Not sure we are seeing eye to eye about this. Unless you mitre the edges of both the main board and the edge strip, you are going to see the end-grain of one or the other. And tbh the main issue might be, if someone is examining it that close up, what you should see at the edge of the board is end-grain, not surface. If you see what I mean.
You would see the edge of the edging veneer around the top surface, but it would be side-grain so arguably less objectionable than end-grain. I'm probably not going to attempt it though, because of the difficulty of making the edging strip curve around the rounded-off corner. It probably won't look too bad anyway - it's not like I'm using an ordinary plywood that has low-density filler layers in it.
Yes, side-grain, you're quite right. And yes, I agree, the edge of the main board will probably look absolutely fine :)
I suppose the other way of looking at it is that leaving the edges of the laminate visible shows you have nothing to hide[1] - it's rosewood all the way through, even if it is made up of six layers.
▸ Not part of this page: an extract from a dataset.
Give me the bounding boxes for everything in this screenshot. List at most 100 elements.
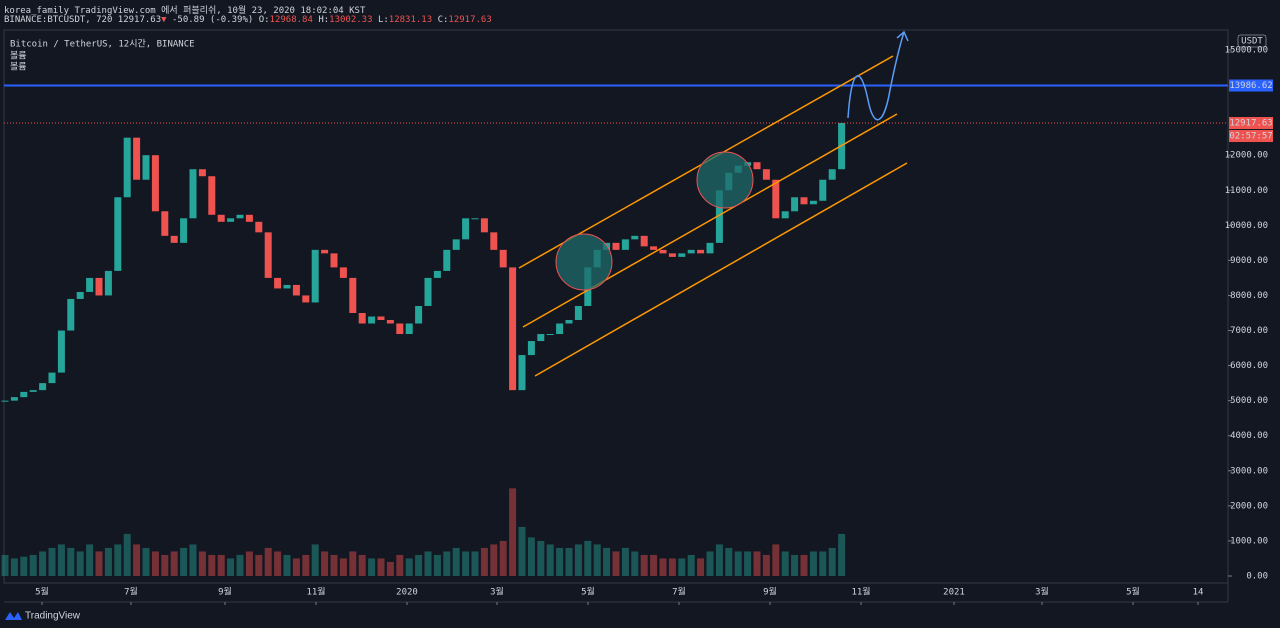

An expert would be able to see the extra effort put in to produce something that is much stronger and more stable than the original.

[1] Unlike the sides of the action box, which appear to be made of a cheaper wood (probably mahogany) with a rosewood veneer.
Yes, I totally agree with this.
The real difficulty is that the corner won't be square.
I'd never thought about the need to flatten them first.
From what I've read you can sometimes get away without it with a fairly plain veneer, because it softens a bit anyway when you apply the glue. Fancy veneers like burls and crotches usually need flattening because different parts of them shrink by different amounts, causing them to wrinkle. I wasn't certain if my rosewood was flat enough or not so I thought it best to play it safe, particularly as I'll be laminating it to itself rather than to a sturdy flat substrate.